Collatz Conjecture

Hi all,

I'm trying to write a program in C++ which tests the Collatz Conjecture. The Collatz Conjecture states that you start with a number, and if that number is equal you divide it by 2; if the number is odd, you multiply it by 3 and add 1. You then apply the appropriate sum to this result depending on whether it is odd or even, and continue until eventually you end up with 1.

I'm having trouble representing odd and equal numbers. So far I've written two functions:

unsigned int odd(unsigned int num)
{
cout<<num<<" is odd, so multiply by 3 and add 1"<<endl;
num=num*3+1;

return num;
}

unsigned int even(unsigned int num)
{
cout<<num<<" is even, so divide by 2"<<endl;
num=num/2;

return num;
}

The flow logic is below:

int main()
{

unsigned int num;

cout<<"Enter a whole number: "<<endl;
cin>>num;


while (num!=1)
{
for(int i=2;i<=4294967294;i++)
{
if (num==i)
{
even(num);

}

else
{
odd(num);

}
}
}
}

What's happening is whatever number I enter, I end up with an infinite loop of "<number entered> is odd, so multiply by 3 and add 1" regardless of whether the number is odd or even. I don't understand why, if the number IS even, this part of the code is being skipped.
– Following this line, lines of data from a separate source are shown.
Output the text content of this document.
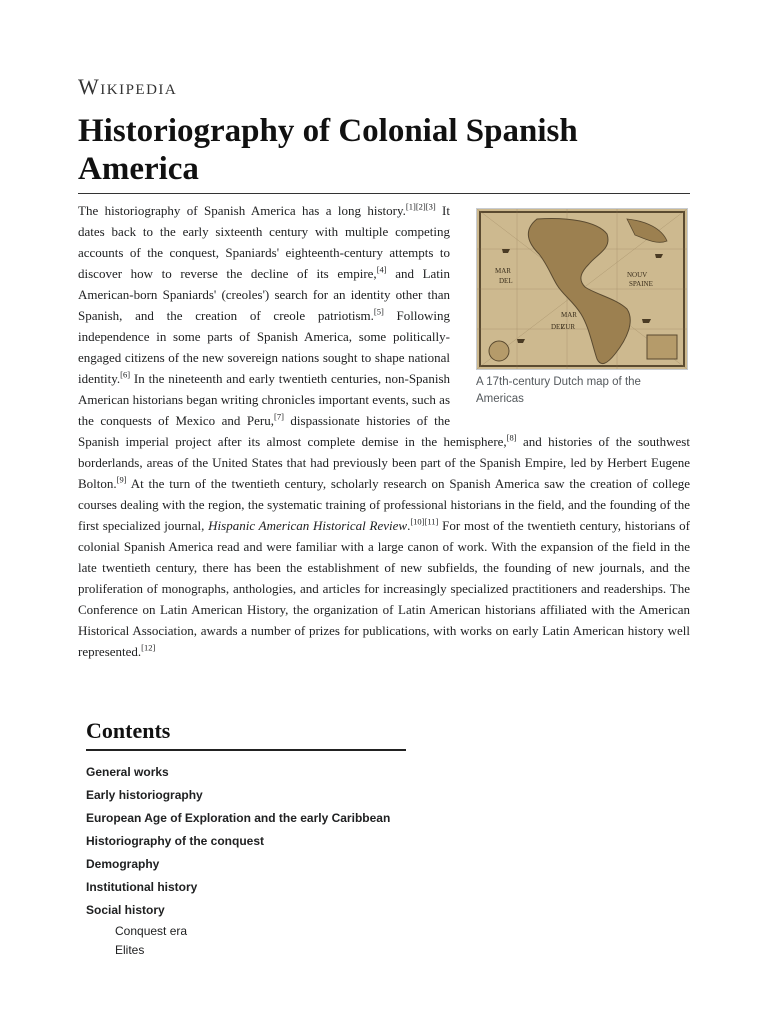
Wikipedia
Historiography of Colonial Spanish America
MAR
DEL
NOUV
SPAINE
MAR
DEL
ZUR
A 17th-century Dutch map of the Americas

The historiography of Spanish America has a long history.[1][2][3] It dates back to the early sixteenth century with multiple competing accounts of the conquest, Spaniards' eighteenth-century attempts to discover how to reverse the decline of its empire,[4] and Latin American-born Spaniards' (creoles') search for an identity other than Spanish, and the creation of creole patriotism.[5] Following independence in some parts of Spanish America, some politically-engaged citizens of the new sovereign nations sought to shape national identity.[6] In the nineteenth and early twentieth centuries, non-Spanish American historians began writing chronicles important events, such as the conquests of Mexico and Peru,[7] dispassionate histories of the Spanish imperial project after its almost complete demise in the hemisphere,[8] and histories of the southwest borderlands, areas of the United States that had previously been part of the Spanish Empire, led by Herbert Eugene Bolton.[9] At the turn of the twentieth century, scholarly research on Spanish America saw the creation of college courses dealing with the region, the systematic training of professional historians in the field, and the founding of the first specialized journal, Hispanic American Historical Review.[10][11] For most of the twentieth century, historians of colonial Spanish America read and were familiar with a large canon of work. With the expansion of the field in the late twentieth century, there has been the establishment of new subfields, the founding of new journals, and the proliferation of monographs, anthologies, and articles for increasingly specialized practitioners and readerships. The Conference on Latin American History, the organization of Latin American historians affiliated with the American Historical Association, awards a number of prizes for publications, with works on early Latin American history well represented.[12]

Contents
General works
Early historiography
European Age of Exploration and the early Caribbean
Historiography of the conquest
Demography
Institutional history
Social history
Conquest era
Elites
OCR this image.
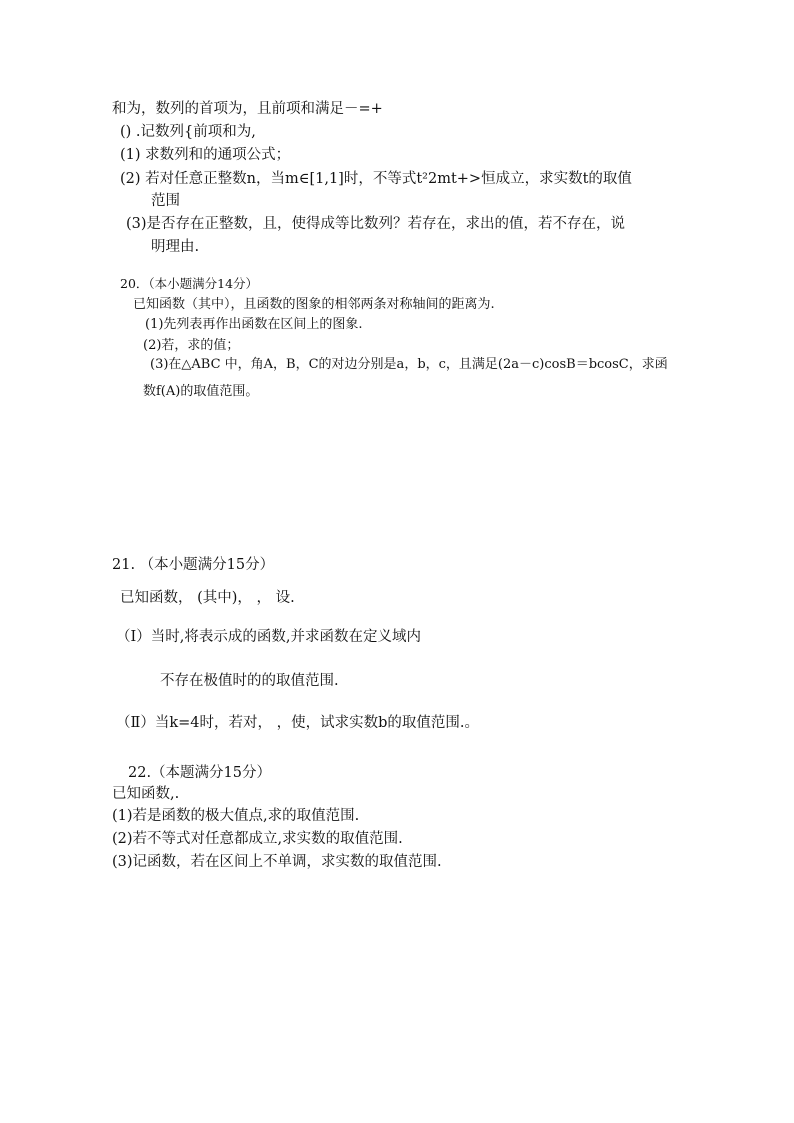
和为，数列的首项为，且前项和满足－=+
() .记数列{前项和为,
(1) 求数列和的通项公式；
(2) 若对任意正整数n，当m∈[1,1]时，不等式t²2mt+>恒成立，求实数t的取值
范围
(3)是否存在正整数，且，使得成等比数列？若存在，求出的值，若不存在，说
明理由.
20．（本小题满分14分）
已知函数（其中），且函数的图象的相邻两条对称轴间的距离为.
(1)先列表再作出函数在区间上的图象.
(2)若，求的值；
(3)在△ABC 中，角A，B，C的对边分别是a，b，c，且满足(2a－c)cosB＝bcosC，求函
数f(A)的取值范围。
21. （本小题满分15分）
已知函数， (其中)， ， 设.
（Ⅰ）当时,将表示成的函数,并求函数在定义域内
不存在极值时的的取值范围.
（Ⅱ）当k=4时，若对， ，使，试求实数b的取值范围.。
22.（本题满分15分）
已知函数,.
(1)若是函数的极大值点,求的取值范围.
(2)若不等式对任意都成立,求实数的取值范围.
(3)记函数，若在区间上不单调，求实数的取值范围.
Any help or advice on this would be greatly appreciated. I'm relatively certain that I'm going about this correctly but if not then please let me know!
Use % operator. It returns the remainder of division. When dividing by 2, odd numbers have remainder 1 and even have 0.
Hi hamsterman, thanks for your reply.

I don't quite understand: where should I be using the modulus?
bool IsNumberOdd(int num)
{
return ((num % 2) == 1);
}

is a way to do it. if((num % 2) == 1) also works though.
Or you can just say if(num%2), which will return true if the number is odd.
Last edited on
Ah ha! Yes I see it now :) Great, thanks a lot!
Tested it and it works like a charm :) thanks again!